Кедров нажал на кнопку микрофона.

— «Волна», я сто третий, разрешите набрать высоту, болтает сильно.

— Сто третий, запрещаю менять эшелон, — ответив земля. — Выше вас идут самолеты.

Кедров думал. Возвращаться, не выполнив задание ему не хотелось. Но не лезть же в грозовое облако! Он ждал, наблюдая за лицом Виноградского. О чем думает лейтенант, хватит ли у него выдержки, чтобы не попросить разрешения развернуться обратно?.. Вот так держали курс летчики во время войны, когда впереди громыхали разрывы снарядов. Кедрову тогда было двадцать, как [156] теперь Виноградскому. А Васильку четырнадцать. Теперь бы ему было за тридцать...

— Дальность тридцать, — напомнил штурман.

— Будем обходить? — спросил, не поворачивая головы, летчик, и его спокойный голос понравился Кедрову.

— Да, — твердо сказал подполковник. — Возьми влево. «Это тебе будет экзамен, — неожиданно к нему пришло решение, — Ты выбрал его сам».

Бомбардировщик окутался облаками, и его стало швырять, как щепку в бурном потоке.

Не лучше ли вернуться? — предложил штурман.

— Вернуться? — насмешливо переспросил Кедров. — А как думает мой помощник?

Виноградский пожал плечами.

— Слово нехорошее «вернуться».

— Слышишь, штурман? Лейтенанту не правится это слово. Я тоже не люблю его. Смотри внимательнее на индикатор. Фронт не сплошной.

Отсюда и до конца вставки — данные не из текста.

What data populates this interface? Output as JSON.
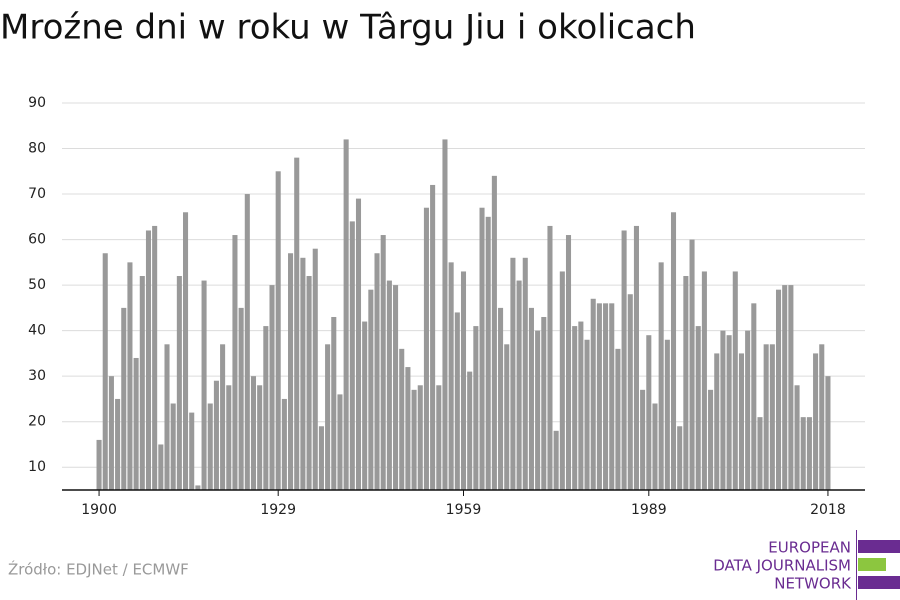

Болтанка усиливалась с каждой секундой. Ослепительно-белые облака превратились в непроглядно-сизые, в кабине потемнело. Штурман часто давал новый курс, но болтанка не прекращалась.

— Командир, надо вернуться, — более категорично потребовал штурман. — Грозы впереди повсюду.

Кедров еще раз глянул на Виноградского. Бледности на лице лейтенанта он не заметил, глаза, правда, поблескивали, но не тревожно, как показалось ему раньше, а азартно, как у молодого охотника, которого впервые взяли на хищного зверя. Вот так загорались глаза Василька, когда Кедров начинал рассказывать ему о воздушных боях.

Кедров сознавал, что испытывать судьбу дальше небезопасно и приказал летчику возвращаться.

Справа полыхнула молния. В наушниках так треснуло, будто рядом разорвался снаряд. Кедров на секунду ослеп и оглох. Он не видел ни Виноградского, ни приборную доску. Руки инстинктивно схватились за штурвал.